Part treasure hunt, part dark comedy, the 1999 Gulf War saga landed in the glorious decade between the fall of the Berlin Wall and the start of the Global War on Terror when American military might made right around the world. Bloated with success and not yet spread thin pursuing terrorists in countries scattered across the planet, the first invasion of Iraq proves the ideal background to explore some of the banal idiocies of life in the U.S. military, glorious idiosyncrasies brought to life by a marvelous cast including George Clooney, Mark Wahlberg, Ice Cube, and Spike Jonze. A damning critique of U.S. foreign policy, it’s still less a war movie than it is a screwball comedy outfitted with Kevlar and an M4 carbine — and it’s absolutely hilarious.

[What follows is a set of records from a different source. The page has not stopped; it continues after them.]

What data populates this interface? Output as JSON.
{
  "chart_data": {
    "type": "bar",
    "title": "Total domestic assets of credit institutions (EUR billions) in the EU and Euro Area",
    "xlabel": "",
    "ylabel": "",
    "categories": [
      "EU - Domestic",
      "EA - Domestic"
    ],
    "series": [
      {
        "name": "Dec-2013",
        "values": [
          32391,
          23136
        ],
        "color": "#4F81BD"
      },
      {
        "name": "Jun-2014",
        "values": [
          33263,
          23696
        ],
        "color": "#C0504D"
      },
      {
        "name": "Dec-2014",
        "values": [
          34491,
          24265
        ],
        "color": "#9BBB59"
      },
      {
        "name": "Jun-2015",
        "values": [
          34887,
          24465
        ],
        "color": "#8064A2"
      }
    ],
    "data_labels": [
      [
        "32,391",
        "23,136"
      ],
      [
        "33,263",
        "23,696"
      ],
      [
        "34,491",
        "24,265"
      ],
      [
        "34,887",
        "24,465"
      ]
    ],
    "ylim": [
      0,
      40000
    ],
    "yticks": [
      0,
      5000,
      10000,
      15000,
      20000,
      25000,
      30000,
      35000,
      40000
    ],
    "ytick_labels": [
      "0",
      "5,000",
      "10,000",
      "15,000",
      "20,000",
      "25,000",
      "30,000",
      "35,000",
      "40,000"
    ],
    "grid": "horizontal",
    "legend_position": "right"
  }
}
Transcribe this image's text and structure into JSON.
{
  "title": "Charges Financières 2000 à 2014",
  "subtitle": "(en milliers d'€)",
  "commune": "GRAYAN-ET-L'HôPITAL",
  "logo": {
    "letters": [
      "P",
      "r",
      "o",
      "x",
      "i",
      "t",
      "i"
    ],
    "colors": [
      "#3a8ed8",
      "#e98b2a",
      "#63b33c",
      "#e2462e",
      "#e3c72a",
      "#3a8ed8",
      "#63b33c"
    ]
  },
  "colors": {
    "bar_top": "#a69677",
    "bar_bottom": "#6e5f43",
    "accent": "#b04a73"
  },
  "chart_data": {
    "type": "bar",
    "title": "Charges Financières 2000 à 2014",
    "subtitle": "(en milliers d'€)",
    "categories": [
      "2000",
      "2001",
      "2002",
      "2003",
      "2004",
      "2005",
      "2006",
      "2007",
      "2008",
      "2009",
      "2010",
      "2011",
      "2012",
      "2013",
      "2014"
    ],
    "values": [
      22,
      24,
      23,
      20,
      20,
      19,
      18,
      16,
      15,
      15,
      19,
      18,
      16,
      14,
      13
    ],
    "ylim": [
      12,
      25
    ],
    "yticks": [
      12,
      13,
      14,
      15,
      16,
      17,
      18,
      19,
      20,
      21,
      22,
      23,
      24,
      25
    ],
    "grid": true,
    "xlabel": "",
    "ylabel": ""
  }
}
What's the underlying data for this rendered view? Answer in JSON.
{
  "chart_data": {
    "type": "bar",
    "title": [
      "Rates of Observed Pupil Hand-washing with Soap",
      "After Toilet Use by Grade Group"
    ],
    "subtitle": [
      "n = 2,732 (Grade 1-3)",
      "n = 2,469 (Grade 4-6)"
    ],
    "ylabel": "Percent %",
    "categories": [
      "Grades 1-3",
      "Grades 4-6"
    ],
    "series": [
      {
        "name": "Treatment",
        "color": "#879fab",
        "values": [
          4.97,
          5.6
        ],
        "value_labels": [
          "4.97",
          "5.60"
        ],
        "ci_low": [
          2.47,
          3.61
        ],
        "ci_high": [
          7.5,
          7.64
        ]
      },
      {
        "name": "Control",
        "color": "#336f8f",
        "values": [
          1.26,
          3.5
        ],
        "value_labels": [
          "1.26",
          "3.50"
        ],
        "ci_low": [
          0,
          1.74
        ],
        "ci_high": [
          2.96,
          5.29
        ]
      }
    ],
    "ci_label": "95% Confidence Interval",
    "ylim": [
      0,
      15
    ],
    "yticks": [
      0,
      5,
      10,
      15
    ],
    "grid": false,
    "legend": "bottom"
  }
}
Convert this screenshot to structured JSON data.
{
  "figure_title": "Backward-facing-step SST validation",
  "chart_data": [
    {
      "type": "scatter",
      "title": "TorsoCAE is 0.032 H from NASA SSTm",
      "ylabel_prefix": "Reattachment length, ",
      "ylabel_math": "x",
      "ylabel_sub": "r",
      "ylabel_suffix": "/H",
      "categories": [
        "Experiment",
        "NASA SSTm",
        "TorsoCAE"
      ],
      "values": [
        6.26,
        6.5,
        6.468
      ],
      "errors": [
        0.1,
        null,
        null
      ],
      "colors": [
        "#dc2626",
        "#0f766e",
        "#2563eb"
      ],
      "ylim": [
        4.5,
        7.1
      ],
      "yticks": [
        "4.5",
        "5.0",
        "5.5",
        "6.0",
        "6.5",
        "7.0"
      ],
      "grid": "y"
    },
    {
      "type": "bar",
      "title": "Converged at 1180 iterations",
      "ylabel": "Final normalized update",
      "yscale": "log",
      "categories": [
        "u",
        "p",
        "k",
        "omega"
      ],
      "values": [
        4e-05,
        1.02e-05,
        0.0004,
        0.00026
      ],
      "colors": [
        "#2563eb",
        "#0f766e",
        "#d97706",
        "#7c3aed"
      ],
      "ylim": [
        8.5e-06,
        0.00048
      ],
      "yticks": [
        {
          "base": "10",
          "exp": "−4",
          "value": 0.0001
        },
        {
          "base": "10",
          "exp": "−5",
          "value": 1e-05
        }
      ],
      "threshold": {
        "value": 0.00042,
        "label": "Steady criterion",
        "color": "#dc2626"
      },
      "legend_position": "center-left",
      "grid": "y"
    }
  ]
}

But we’re not here to talk about all that. We’re here to discuss that one batshit crazy scene where Ice Cube straps C4 to a Nerf football for target practice in the back of a Humvee (which starts partway through the clip below):

Gulf War photo

The sequence itself may seem familiar to anyone who’s served in the U.S. military, or any military for that matter. The scene is a snapshot of troops doing what troops do best: Messing around while they’re supposed to be off doing something else.

But later in the movie, faced with the task of taking out an Iraqi helicopter armed with an M134 Minigun, that earlier tomfoolery becomes some serious business for Army Staff Sgt. Chief Elgin:

Gulf War photo

For a movie that’s dripping in 90s-era motifs, this is one of those batshit sequences that’s perfectly suited for a late-decade action film, up there with Arnold Schwarzenneger piloting a Harrier in “True Lies” in terms of belligerent creativity.

But that’s the thing: for all its creative licenses, Three Kings actually hints at some real-life military ingenuity beneath the surface — namely the fact that the Army actually did try to turn Nerf footballs into grenades for infantry soldiers.

The Nerf football grenade. And yes, this is real.

According to some excellent reporting by our colleagues at The War Zone, the Army’s Land Warfare Laboratory (LWL) at the Aberdeen Proving Ground in Maryland once developed the “football device” in the early 1970s during a push to develop hand-thrown anti-tank weapons.

“A hand-thrown short-range device appeared to overcome the deficiencies of standard weapons in an urban environment,” according to a 1974 LWL report on the device, per The War Zone. “A hand deployed device which will give the infantryman in urban warfare the capability to disable a ‘buttoned-up’ tank is desired.”

“Since a regulation size football weighs 14 ounces, it was considered feasible to make a shaped charge grenade within this weight limitation,” the report continued. “In addition, most U.S. troops are familiar with throwing footballs.”

While you can read more on the development of the football grenade from our colleagues at The War Zone here, it’s worth noting that Three Kings director David O. Russell likely had zero knowledge of this device when he slapped the film together. Then again, that’s the glory of good art: sometimes it actually ends up imitating life for a change and not the other way around.